Grid primitives#

Grid-level primitives operate across all blocks of a single kernel launch — i.e. the entire device for the duration of one kernel. They sit one tier above block-scope primitives and one tier below “finish the kernel and launch a new one” (the only fully cross-block thread synchronization Quadrants offers).
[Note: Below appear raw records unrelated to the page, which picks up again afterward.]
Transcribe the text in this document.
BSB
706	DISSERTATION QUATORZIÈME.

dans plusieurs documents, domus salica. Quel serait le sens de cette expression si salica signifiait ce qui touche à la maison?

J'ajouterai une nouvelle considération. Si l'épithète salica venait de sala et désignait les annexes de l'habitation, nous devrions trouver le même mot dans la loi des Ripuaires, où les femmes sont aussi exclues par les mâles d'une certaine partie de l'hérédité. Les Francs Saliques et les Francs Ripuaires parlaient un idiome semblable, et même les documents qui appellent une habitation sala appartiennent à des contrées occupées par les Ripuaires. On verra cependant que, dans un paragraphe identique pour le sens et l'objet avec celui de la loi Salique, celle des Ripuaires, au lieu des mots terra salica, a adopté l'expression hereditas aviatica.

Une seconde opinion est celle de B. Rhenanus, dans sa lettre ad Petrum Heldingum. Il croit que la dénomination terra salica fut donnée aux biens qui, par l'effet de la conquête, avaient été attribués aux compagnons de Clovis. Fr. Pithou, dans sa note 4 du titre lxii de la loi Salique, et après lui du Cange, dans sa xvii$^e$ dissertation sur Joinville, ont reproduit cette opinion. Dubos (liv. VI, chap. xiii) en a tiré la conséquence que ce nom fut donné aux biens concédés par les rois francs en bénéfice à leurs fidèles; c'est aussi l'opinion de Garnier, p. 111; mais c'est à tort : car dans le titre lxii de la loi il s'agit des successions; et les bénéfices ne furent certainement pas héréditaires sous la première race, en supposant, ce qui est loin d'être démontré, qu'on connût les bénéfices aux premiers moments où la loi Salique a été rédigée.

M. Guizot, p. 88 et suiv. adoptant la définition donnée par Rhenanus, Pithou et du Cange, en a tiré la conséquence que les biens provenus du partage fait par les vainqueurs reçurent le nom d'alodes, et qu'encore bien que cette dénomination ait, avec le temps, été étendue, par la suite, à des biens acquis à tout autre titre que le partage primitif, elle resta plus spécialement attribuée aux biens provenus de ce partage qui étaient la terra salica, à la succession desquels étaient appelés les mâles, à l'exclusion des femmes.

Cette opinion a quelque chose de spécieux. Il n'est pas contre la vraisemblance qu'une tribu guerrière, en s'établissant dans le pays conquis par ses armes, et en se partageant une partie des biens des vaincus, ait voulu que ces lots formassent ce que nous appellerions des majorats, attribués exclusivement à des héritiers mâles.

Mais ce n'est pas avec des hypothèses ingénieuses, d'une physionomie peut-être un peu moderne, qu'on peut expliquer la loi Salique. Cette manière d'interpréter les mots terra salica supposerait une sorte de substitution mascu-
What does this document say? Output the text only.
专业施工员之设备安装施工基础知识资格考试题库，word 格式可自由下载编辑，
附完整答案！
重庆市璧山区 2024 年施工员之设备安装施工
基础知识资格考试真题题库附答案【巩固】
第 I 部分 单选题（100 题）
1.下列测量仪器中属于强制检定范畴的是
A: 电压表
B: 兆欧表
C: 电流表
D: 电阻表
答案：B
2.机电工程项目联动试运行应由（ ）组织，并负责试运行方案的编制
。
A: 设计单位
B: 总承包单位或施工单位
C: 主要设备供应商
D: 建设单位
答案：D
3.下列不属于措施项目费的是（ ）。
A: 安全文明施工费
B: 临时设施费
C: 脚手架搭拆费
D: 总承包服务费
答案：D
Grid ops live under qd.simt.grid. The namespace currently contains a single op, the device-scope memory fence:

What’s available#

Op

CUDA

AMDGPU

Vulkan

Metal

qd.simt.grid.mem_fence()

yes

yes

yes

yes*

* On Metal, grid.mem_fence() lowers (via MoltenVK / SPIRV-Cross → MSL) to atomic_thread_fence(metal::memory_scope_device). Per the Metal Shading Language specification, that builtin only synchronizes atomic and relaxed-atomic memory accesses across the device, not plain (non-atomic) loads / stores. So a Metal-portable cross-workgroup producer-consumer pattern needs the produced value itself to be published through an atomic op (e.g. qd.atomic_or(a[i], 1)); CUDA, AMDGPU, and native Vulkan (Linux / Windows) order non-atomic stores around grid.mem_fence() strictly. The same caveat applies to Vulkan on macOS, since on macOS Vulkan is really MoltenVK lowering SPIR-V to MSL — treat qd.vulkan on Darwin the same as qd.metal for grid.mem_fence() purposes. Empirically validate any other pattern, or split into two kernel launches.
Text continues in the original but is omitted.